We first studied the effects on cell viability of PDMAEMA, P(SSNa24-co-SSAmC16-co-GMA20), and the mixture 90/10% (w/w) of them. The concentration range of each polymer was 1–50 with 10 μg/mL increments (the low and high concentrations are presented). As shown in Figure A, no statistically significant changes in cell viability were observed following pre-coating of cell culture plates with the polymers and culture of A549 cells for 24 h, as compared to the untreated (control) cells. As far as the second approach for studying cell viability is concerned, treatment of A549 cells with each polymer for 24 h resulted in no statistically significant cytotoxicity in terms of cell viability as compared to the control A549 cells (Figure B). Intriguingly, it seems that this cell culture model favors the highest concentration (50 μg/mL) of the tested materials.

Figure 11

Effects of PDMAEMA, P(SSNa24-co-SSAmC16-co-GMA20), and the mixture 90/10% (w/w) of them on cell viability. (A) Cell viability following pre-coating of cell culture plates with 1 and 50 μg/mL of each polymer and culture of A549 cells for 24 h. (B) Cell viability following 24 h treatment of A549 cells with 1 and 50 μg/mL of each polymer.

Regarding the cell morphology, as shown in Figure , no changes were found in cell morphology following coating with PDMAEMA, while only in high concentration of P(SSNa24-co-SSAmC16-co-GMA20) and the mixture 90/10% (w/w), slight changes in cell morphology were observed.

Figure 12

Phase contrast photographs with crystal violet dye of A549 cells cultured on pre-coated cell culture plates with 1 and 50 μg/mL PDMAEMA, P(SSNa24-co-SSAmC16-co-GMA20), and the mixture 90/10% (w/w).

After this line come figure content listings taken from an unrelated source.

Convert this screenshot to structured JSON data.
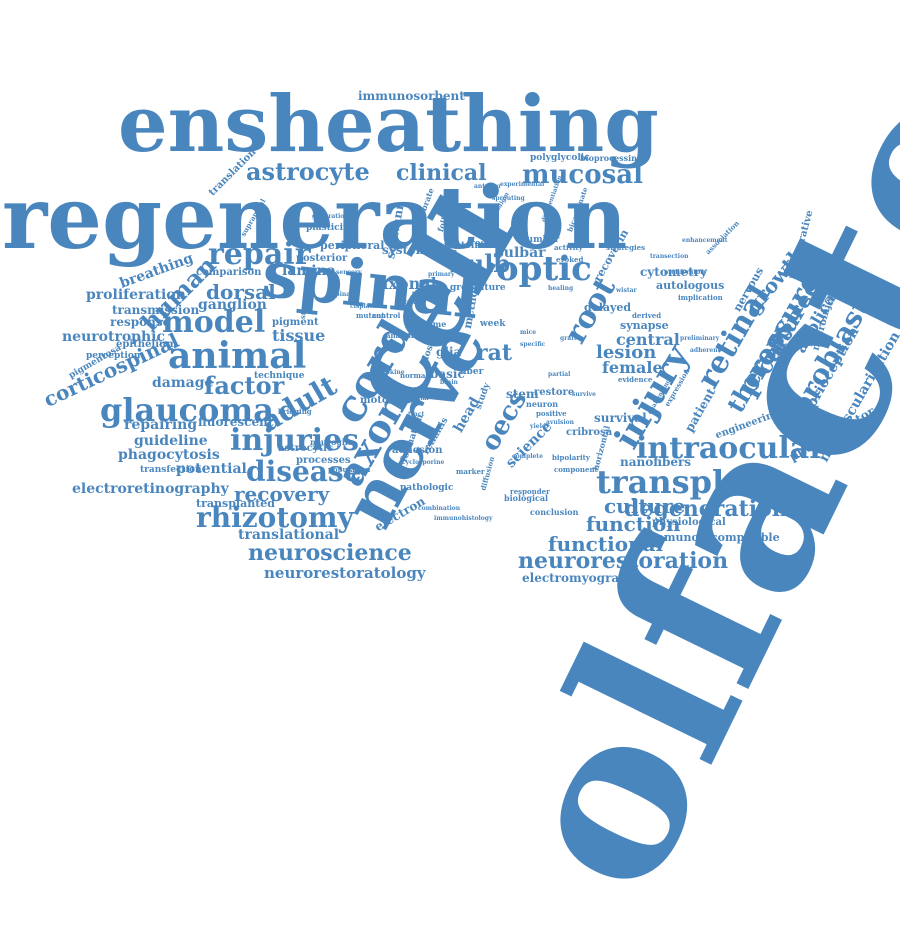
{
  "colors": {
    "word": "#4a86be",
    "background": "#ffffff"
  },
  "words": [
    {
      "t": "olfactory",
      "r": -64
    },
    {
      "t": "regeneration"
    },
    {
      "t": "ensheathing"
    },
    {
      "t": "cell",
      "r": -60
    },
    {
      "t": "spinal",
      "r": 6
    },
    {
      "t": "nerve",
      "r": -62
    },
    {
      "t": "animal"
    },
    {
      "t": "model"
    },
    {
      "t": "transplant"
    },
    {
      "t": "intraocular"
    },
    {
      "t": "injury",
      "r": -60
    },
    {
      "t": "repair"
    },
    {
      "t": "astrocyte"
    },
    {
      "t": "optic"
    },
    {
      "t": "glaucoma"
    },
    {
      "t": "injuries"
    },
    {
      "t": "disease"
    },
    {
      "t": "rhizotomy"
    },
    {
      "t": "neuroscience"
    },
    {
      "t": "neurorestoration"
    },
    {
      "t": "degeneration"
    },
    {
      "t": "functional"
    },
    {
      "t": "function"
    },
    {
      "t": "culture"
    },
    {
      "t": "recovery"
    },
    {
      "t": "axon",
      "r": -60
    },
    {
      "t": "cord",
      "r": -60
    },
    {
      "t": "adult",
      "r": -30
    },
    {
      "t": "factor"
    },
    {
      "t": "mucosal"
    },
    {
      "t": "clinical"
    },
    {
      "t": "bulb"
    },
    {
      "t": "root",
      "r": -60
    },
    {
      "t": "retinal",
      "r": -60
    },
    {
      "t": "pressure",
      "r": -60
    },
    {
      "t": "fibroblast",
      "r": -60
    },
    {
      "t": "therapy",
      "r": -60
    },
    {
      "t": "cultured",
      "r": -60
    },
    {
      "t": "dorsal"
    },
    {
      "t": "human",
      "r": -45
    },
    {
      "t": "oecs",
      "r": -60
    },
    {
      "t": "growth",
      "r": -50
    },
    {
      "t": "neurorestoratology"
    },
    {
      "t": "electroretinography"
    },
    {
      "t": "corticospinal",
      "r": -25
    },
    {
      "t": "lesion"
    },
    {
      "t": "central"
    },
    {
      "t": "rat"
    },
    {
      "t": "female"
    },
    {
      "t": "bulbar"
    },
    {
      "t": "axonal"
    },
    {
      "t": "tissue"
    },
    {
      "t": "lamina"
    },
    {
      "t": "ganglion"
    },
    {
      "t": "proliferation"
    },
    {
      "t": "neurotrophic"
    },
    {
      "t": "transmission"
    },
    {
      "t": "response"
    },
    {
      "t": "breathing",
      "r": -20
    },
    {
      "t": "potential"
    },
    {
      "t": "transplanted"
    },
    {
      "t": "translational"
    },
    {
      "t": "guideline"
    },
    {
      "t": "phagocytosis"
    },
    {
      "t": "repairing"
    },
    {
      "t": "damage"
    },
    {
      "t": "fluorescent"
    },
    {
      "t": "immunosorbent"
    },
    {
      "t": "translation",
      "r": -45
    },
    {
      "t": "application",
      "r": -60
    },
    {
      "t": "proprioception",
      "r": -60
    },
    {
      "t": "neovascularization",
      "r": -60
    },
    {
      "t": "photoreceptor",
      "r": -30
    },
    {
      "t": "microinjection",
      "r": -75
    },
    {
      "t": "engineering",
      "r": -20
    },
    {
      "t": "survival"
    },
    {
      "t": "synapse"
    },
    {
      "t": "delayed"
    },
    {
      "t": "cytometry"
    },
    {
      "t": "autologous"
    },
    {
      "t": "nanofibers"
    },
    {
      "t": "immunoincompatible"
    },
    {
      "t": "electromyography"
    },
    {
      "t": "physiological"
    },
    {
      "t": "electron",
      "r": -30
    },
    {
      "t": "science",
      "r": -45
    },
    {
      "t": "stem"
    },
    {
      "t": "restore"
    },
    {
      "t": "cribrosa"
    },
    {
      "t": "glia"
    },
    {
      "t": "basic"
    },
    {
      "t": "head",
      "r": -60
    },
    {
      "t": "system"
    },
    {
      "t": "peripheral"
    },
    {
      "t": "posterior"
    },
    {
      "t": "comparison"
    },
    {
      "t": "pigment"
    },
    {
      "t": "epithelium"
    },
    {
      "t": "perception"
    },
    {
      "t": "pigmentosa",
      "r": -30
    },
    {
      "t": "technique"
    },
    {
      "t": "astrocytic"
    },
    {
      "t": "processes"
    },
    {
      "t": "transfection"
    },
    {
      "t": "adhesion"
    },
    {
      "t": "motor"
    },
    {
      "t": "neuroglia"
    },
    {
      "t": "polyglycolic"
    },
    {
      "t": "bioprocessing"
    },
    {
      "t": "plasticity"
    },
    {
      "t": "schwann",
      "r": -80
    },
    {
      "t": "recoverin",
      "r": -60
    },
    {
      "t": "regenerative",
      "r": -75
    },
    {
      "t": "nervous",
      "r": -60
    },
    {
      "t": "patient",
      "r": -60
    },
    {
      "t": "reconstruction"
    },
    {
      "t": "group"
    },
    {
      "t": "future"
    },
    {
      "t": "rescue"
    },
    {
      "t": "number"
    },
    {
      "t": "fiber"
    },
    {
      "t": "week"
    },
    {
      "t": "neuron"
    },
    {
      "t": "positive"
    },
    {
      "t": "pathologic"
    },
    {
      "t": "biological"
    },
    {
      "t": "conclusion"
    },
    {
      "t": "responder"
    },
    {
      "t": "strategies"
    },
    {
      "t": "derived"
    },
    {
      "t": "method",
      "r": -80
    },
    {
      "t": "retinitis",
      "r": -60
    },
    {
      "t": "formation",
      "r": -70
    },
    {
      "t": "vertebrate",
      "r": -70
    },
    {
      "t": "following",
      "r": -70
    },
    {
      "t": "protein"
    },
    {
      "t": "evidence"
    },
    {
      "t": "activity"
    },
    {
      "t": "evoked"
    },
    {
      "t": "implication"
    },
    {
      "t": "horizontal",
      "r": -75
    },
    {
      "t": "population"
    },
    {
      "t": "bipolarity"
    },
    {
      "t": "component"
    },
    {
      "t": "immunohistology"
    },
    {
      "t": "combination"
    },
    {
      "t": "marker"
    },
    {
      "t": "diffusion",
      "r": -75
    },
    {
      "t": "normal"
    },
    {
      "t": "control"
    },
    {
      "t": "time"
    },
    {
      "t": "bridging"
    },
    {
      "t": "mutant"
    },
    {
      "t": "collagen"
    },
    {
      "t": "study",
      "r": -70
    },
    {
      "t": "loss",
      "r": -70
    },
    {
      "t": "structural",
      "r": -80
    },
    {
      "t": "analysis"
    },
    {
      "t": "experimental"
    },
    {
      "t": "paradigm",
      "r": -60
    },
    {
      "t": "association",
      "r": -45
    },
    {
      "t": "expression",
      "r": -60
    },
    {
      "t": "challenging",
      "r": -60
    },
    {
      "t": "avulsion"
    },
    {
      "t": "anterior"
    },
    {
      "t": "sprouting"
    },
    {
      "t": "generation"
    },
    {
      "t": "cyclosporine"
    },
    {
      "t": "suprapinal",
      "r": -60
    },
    {
      "t": "differentiation",
      "r": -70
    },
    {
      "t": "bicarbonate",
      "r": -70
    },
    {
      "t": "transection"
    },
    {
      "t": "enhancement"
    },
    {
      "t": "proliferatory"
    },
    {
      "t": "preliminary"
    },
    {
      "t": "adherent"
    },
    {
      "t": "cisplatin"
    },
    {
      "t": "healing"
    },
    {
      "t": "yield"
    },
    {
      "t": "brain"
    },
    {
      "t": "cytokine"
    },
    {
      "t": "chronic"
    },
    {
      "t": "mice"
    },
    {
      "t": "specific"
    },
    {
      "t": "treat"
    },
    {
      "t": "primary"
    },
    {
      "t": "sensory"
    },
    {
      "t": "survive"
    },
    {
      "t": "wistar"
    },
    {
      "t": "complete"
    },
    {
      "t": "partial"
    },
    {
      "t": "graft"
    },
    {
      "t": "medial"
    },
    {
      "t": "spinae"
    },
    {
      "t": "tract"
    }
  ]
}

We can, therefore, conclude that the in vitro study of cytotoxicity reveals no significant health risk of PDMAEMA, P(SSNa24-co-SSAmC16-co-GMA20), and the mixture 90/10% (w/w) used for the development of biocidal air filters in the concentration range tested.

Conclusions

In this study, water-soluble biocidal copolymers bearing quaternized ammonium groups were synthesized and further used as coatings on HEPA filters to prevent the high microbial contamination that could act as a secondary source of air pollution. Aiming at a more environmentally friendly approach, the whole process was conducted using only water as the solvent. Thus, initial copolymers were synthesized by water-based polymerizations, while active coatings were also obtained in the form of aqueous solutions. The filters were treated with the polymeric solutions through spray coating, and the properties of the modified filter’s surface were examined. An important point is that no impedance was shown on the air flow through the coated filter. The developed coatings exhibited rapid killing efficiency against most of the examined Gram-positive and Gram-negative bacterial species (only 5 min for S. aureus and 15 min for E. coli), while the cytotoxicity study of the polymeric materials on A549 cells revealed no health risk. Overall, a facile and eco-friendly methodology was developed for the construction of HEPA with biocidal properties, after treatment with antimicrobial water-based polymeric materials by the spray-coating method. Such biocidal-treated filters can be great candidates for practical use in air-purification applications for prevention of bacterial or viral infections.